With the continuous increase in maritime traffic and navigation tasks, the demand for mission execution in complex maritime environments, such as islands and reefs, has grown. Path planning for Unmanned Surface Vehicles (USVs) in these areas requires overcoming challenges posed by sea wind interference, island topography, and other complex geographical factors, ensuring safe and efficient navigation. This paper aims to delve into the impact of factors such as water currents and wind speed on ship navigation paths and proposes a comprehensive path planning compensation strategy that considers these factors. Firstly, regarding the planned potential field space, directional and dilation factors are introduced to alter the distribution of potential risks, enhancing the safety and reducing potential risks in the planned routes of USV. Secondly, a detailed analysis of different environmental factors is conducted, exploring their impact mechanisms on the performance of USV navigation and planned routes.

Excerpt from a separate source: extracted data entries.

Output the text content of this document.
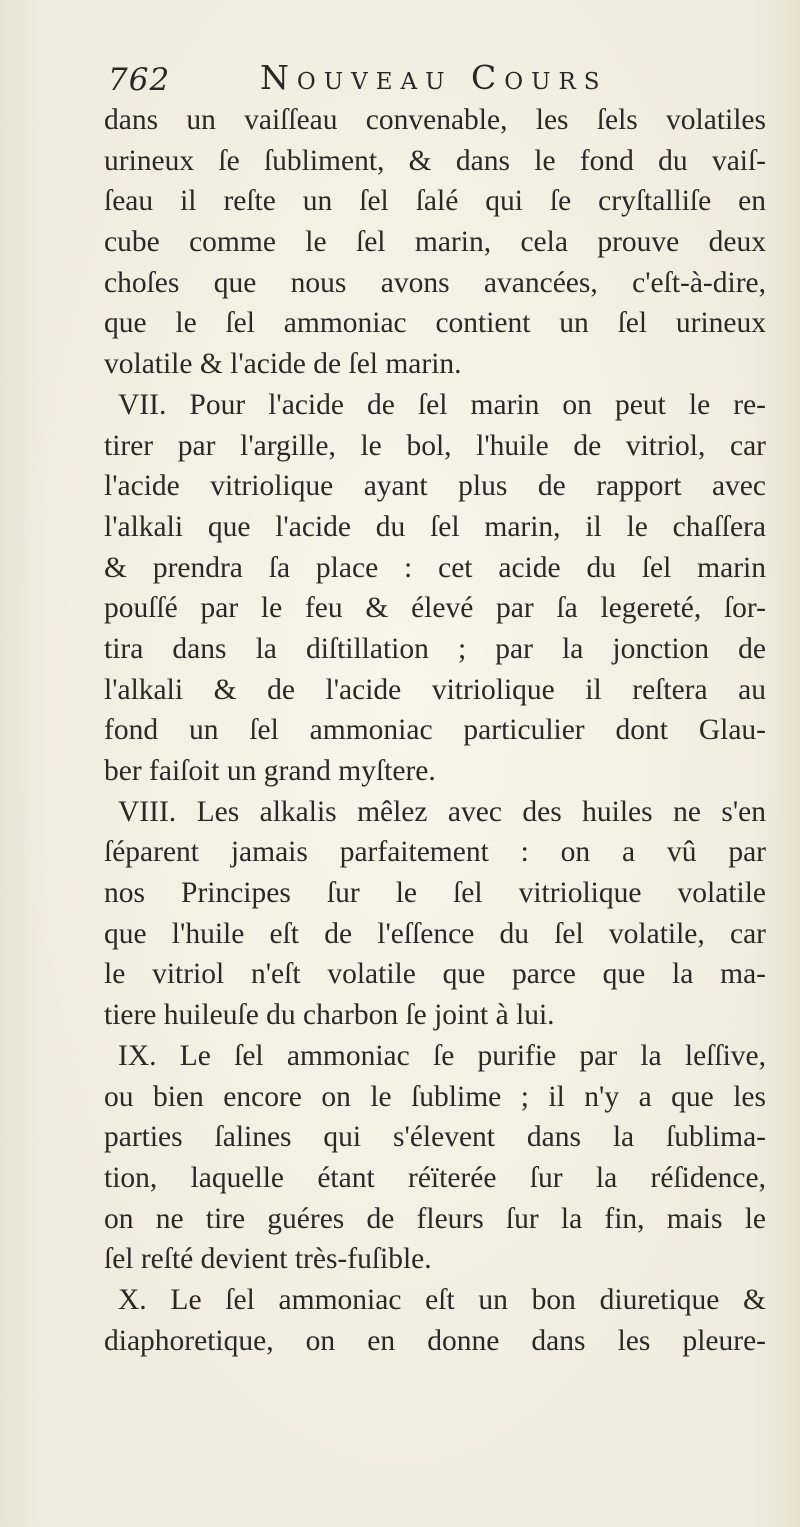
762	Nouveau Cours
dans un vaiſſeau convenable, les ſels volatiles
urineux ſe ſubliment, & dans le fond du vaiſ-
ſeau il reſte un ſel ſalé qui ſe cryſtalliſe en
cube comme le ſel marin, cela prouve deux
choſes que nous avons avancées, c'eſt-à-dire,
que le ſel ammoniac contient un ſel urineux
volatile & l'acide de ſel marin.
VII. Pour l'acide de ſel marin on peut le re-
tirer par l'argille, le bol, l'huile de vitriol, car
l'acide vitriolique ayant plus de rapport avec
l'alkali que l'acide du ſel marin, il le chaſſera
& prendra ſa place : cet acide du ſel marin
pouſſé par le feu & élevé par ſa legereté, ſor-
tira dans la diſtillation ; par la jonction de
l'alkali & de l'acide vitriolique il reſtera au
fond un ſel ammoniac particulier dont Glau-
ber faiſoit un grand myſtere.
VIII. Les alkalis mêlez avec des huiles ne s'en
ſéparent jamais parfaitement : on a vû par
nos Principes ſur le ſel vitriolique volatile
que l'huile eſt de l'eſſence du ſel volatile, car
le vitriol n'eſt volatile que parce que la ma-
tiere huileuſe du charbon ſe joint à lui.
IX. Le ſel ammoniac ſe purifie par la leſſive,
ou bien encore on le ſublime ; il n'y a que les
parties ſalines qui s'élevent dans la ſublima-
tion, laquelle étant réïterée ſur la réſidence,
on ne tire guéres de fleurs ſur la fin, mais le
ſel reſté devient très-fuſible.
X. Le ſel ammoniac eſt un bon diuretique &
diaphoretique, on en donne dans les pleure-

Based on the analysis, this paper establishes a mathematical model for environmental interference factors, considering the parameters of USV, laying the foundation for modeling environmental issues in global path planning. In terms of path evaluation metrics, this paper defines path length and time, as well as safety indicators for avoiding dangerous areas in the environment, as evaluation criteria. To address the interference of waves and currents in complex water areas with the planned navigation route, this paper proposes a navigation point compensation optimization strategy based on the Fast Sweeping Method (FSM). Combining the calculated estimated drift distance with the planned route comprehensively, a corrective strategy model is proposed by integrating it with the B-spline method. Finally, simulation and emulation were conducted. •An improved path planning algorithm is proposed in this study.•In response to complex navigational water environments and narrow navigation channels, this paper proposes a directional factor.•A novel heading point path compensation is introduced for enhancing the path planning of USVs under the influence of real-world conditions and disturbances like wind and currents.